How many concurrent requests does a single Flask process receive?
Currently there is a far simpler solution than the ones already provided. When running your application you just have to pass along the threaded=True
parameter to the app.run()
call, like:
app.run(host="your.host", port=4321, threaded=True)
Another option as per what we can see in the werkzeug docs, is to use the processes
parameter, which receives a number > 1 indicating the maximum number of concurrent processes to handle:
- threaded – should the process handle each request in a separate thread?
- processes – if greater than 1 then handle each request in a new process up to this maximum number of concurrent processes.
Something like:
app.run(host="your.host", port=4321, processes=3) #up to 3 processes
More info on the run()
method here, and the blog post that led me to find the solution and api references.
Note: on the Flask docs on the run()
methods it's indicated that using it in a Production Environment is discouraged because (quote): "While lightweight and easy to use, Flask’s built-in server is not suitable for production as it doesn’t scale well."
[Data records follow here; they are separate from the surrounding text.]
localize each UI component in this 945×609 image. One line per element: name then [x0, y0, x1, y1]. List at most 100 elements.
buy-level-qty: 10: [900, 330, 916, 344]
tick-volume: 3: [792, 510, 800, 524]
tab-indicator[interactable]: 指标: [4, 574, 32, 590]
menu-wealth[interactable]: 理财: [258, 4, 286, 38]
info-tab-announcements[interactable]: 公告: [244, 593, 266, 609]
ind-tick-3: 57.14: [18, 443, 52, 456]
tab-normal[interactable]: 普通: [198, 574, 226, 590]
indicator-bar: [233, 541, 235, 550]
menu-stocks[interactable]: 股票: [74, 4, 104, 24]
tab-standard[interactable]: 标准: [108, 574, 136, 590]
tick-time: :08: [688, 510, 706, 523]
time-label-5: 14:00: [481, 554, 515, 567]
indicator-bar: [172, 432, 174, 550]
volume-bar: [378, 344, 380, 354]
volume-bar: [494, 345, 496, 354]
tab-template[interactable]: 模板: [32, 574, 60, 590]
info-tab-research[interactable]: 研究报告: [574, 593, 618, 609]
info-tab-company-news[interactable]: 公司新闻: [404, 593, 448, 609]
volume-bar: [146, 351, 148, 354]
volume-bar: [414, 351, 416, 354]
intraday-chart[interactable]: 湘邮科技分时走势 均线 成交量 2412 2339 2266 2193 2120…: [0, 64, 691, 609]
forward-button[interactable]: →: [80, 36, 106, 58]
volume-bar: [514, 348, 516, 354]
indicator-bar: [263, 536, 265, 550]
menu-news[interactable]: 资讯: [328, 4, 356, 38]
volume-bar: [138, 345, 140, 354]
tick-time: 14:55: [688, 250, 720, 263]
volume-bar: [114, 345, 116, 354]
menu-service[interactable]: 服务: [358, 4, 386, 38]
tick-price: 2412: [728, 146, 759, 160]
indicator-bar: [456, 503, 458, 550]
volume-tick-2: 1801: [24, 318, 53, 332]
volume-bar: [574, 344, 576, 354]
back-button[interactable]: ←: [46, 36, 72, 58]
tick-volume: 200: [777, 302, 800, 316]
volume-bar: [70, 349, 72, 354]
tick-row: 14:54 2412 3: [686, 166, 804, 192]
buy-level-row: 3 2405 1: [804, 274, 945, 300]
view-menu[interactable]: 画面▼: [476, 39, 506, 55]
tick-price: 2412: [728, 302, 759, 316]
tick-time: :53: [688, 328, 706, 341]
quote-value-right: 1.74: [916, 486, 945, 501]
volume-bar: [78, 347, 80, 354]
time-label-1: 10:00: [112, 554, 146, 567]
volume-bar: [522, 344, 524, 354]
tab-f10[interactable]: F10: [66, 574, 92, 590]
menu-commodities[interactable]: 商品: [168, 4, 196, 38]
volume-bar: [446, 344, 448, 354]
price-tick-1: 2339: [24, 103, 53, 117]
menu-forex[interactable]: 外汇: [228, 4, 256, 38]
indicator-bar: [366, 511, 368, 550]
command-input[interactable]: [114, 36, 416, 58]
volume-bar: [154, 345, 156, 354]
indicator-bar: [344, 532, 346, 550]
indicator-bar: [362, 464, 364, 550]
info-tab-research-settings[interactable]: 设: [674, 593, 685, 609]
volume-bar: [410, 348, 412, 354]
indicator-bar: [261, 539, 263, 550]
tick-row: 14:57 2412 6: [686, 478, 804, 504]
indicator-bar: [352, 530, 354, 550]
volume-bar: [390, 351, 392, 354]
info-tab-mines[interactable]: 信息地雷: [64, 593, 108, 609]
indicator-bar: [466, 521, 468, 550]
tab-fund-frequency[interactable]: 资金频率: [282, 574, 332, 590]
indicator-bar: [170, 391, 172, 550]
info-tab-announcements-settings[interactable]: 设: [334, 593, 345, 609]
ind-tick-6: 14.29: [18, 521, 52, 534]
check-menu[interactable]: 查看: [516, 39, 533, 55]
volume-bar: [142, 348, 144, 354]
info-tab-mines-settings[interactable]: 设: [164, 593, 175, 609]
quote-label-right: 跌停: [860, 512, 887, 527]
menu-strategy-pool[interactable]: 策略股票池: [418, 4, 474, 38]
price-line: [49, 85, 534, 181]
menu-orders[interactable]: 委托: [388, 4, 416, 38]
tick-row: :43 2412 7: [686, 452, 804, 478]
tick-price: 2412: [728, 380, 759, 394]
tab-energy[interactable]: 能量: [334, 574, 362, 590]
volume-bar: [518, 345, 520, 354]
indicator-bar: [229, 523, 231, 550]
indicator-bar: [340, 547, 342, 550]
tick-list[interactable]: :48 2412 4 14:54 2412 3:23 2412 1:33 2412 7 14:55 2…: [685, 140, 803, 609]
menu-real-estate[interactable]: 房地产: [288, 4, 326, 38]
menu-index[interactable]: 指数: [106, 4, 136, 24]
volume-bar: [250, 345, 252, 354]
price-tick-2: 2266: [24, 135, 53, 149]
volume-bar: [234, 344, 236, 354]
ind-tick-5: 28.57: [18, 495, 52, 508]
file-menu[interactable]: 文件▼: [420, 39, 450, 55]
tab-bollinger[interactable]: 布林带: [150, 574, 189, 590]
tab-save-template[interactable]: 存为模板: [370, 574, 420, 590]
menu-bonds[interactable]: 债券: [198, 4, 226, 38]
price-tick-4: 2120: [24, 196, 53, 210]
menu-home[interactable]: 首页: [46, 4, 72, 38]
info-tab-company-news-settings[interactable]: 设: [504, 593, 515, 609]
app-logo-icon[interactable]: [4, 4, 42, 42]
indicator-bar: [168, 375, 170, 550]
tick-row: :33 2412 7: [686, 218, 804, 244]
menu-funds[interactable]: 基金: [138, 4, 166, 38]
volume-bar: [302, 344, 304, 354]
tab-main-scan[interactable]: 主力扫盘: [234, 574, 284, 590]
However, they do point to their Deployment Options page for the recommended ways to do this when going for production.
When running the development server - which is what you get by running app.run()
, you get a single synchronous process, which means at most 1 request is being processed at a time.
By sticking Gunicorn in front of it in its default configuration and simply increasing the number of --workers
, what you get is essentially a number of processes (managed by Gunicorn) that each behave like the app.run()
development server. 4 workers == 4 concurrent requests. This is because Gunicorn uses its included sync
worker type by default.
It is important to note that Gunicorn also includes asynchronous workers, namely eventlet
and gevent
(and also tornado
, but that's best used with the Tornado framework, it seems). By specifying one of these async workers with the --worker-class
flag, what you get is Gunicorn managing a number of async processes, each of which managing its own concurrency. These processes don't use threads, but instead coroutines. Basically, within each process, still only 1 thing can be happening at a time (1 thread), but objects can be 'paused' when they are waiting on external processes to finish (think database queries or waiting on network I/O).
This means, if you're using one of Gunicorn's async workers, each worker can handle many more than a single request at a time. Just how many workers is best depends on the nature of your app, its environment, the hardware it runs on, etc. More details can be found on Gunicorn's design page and notes on how gevent works on its intro page.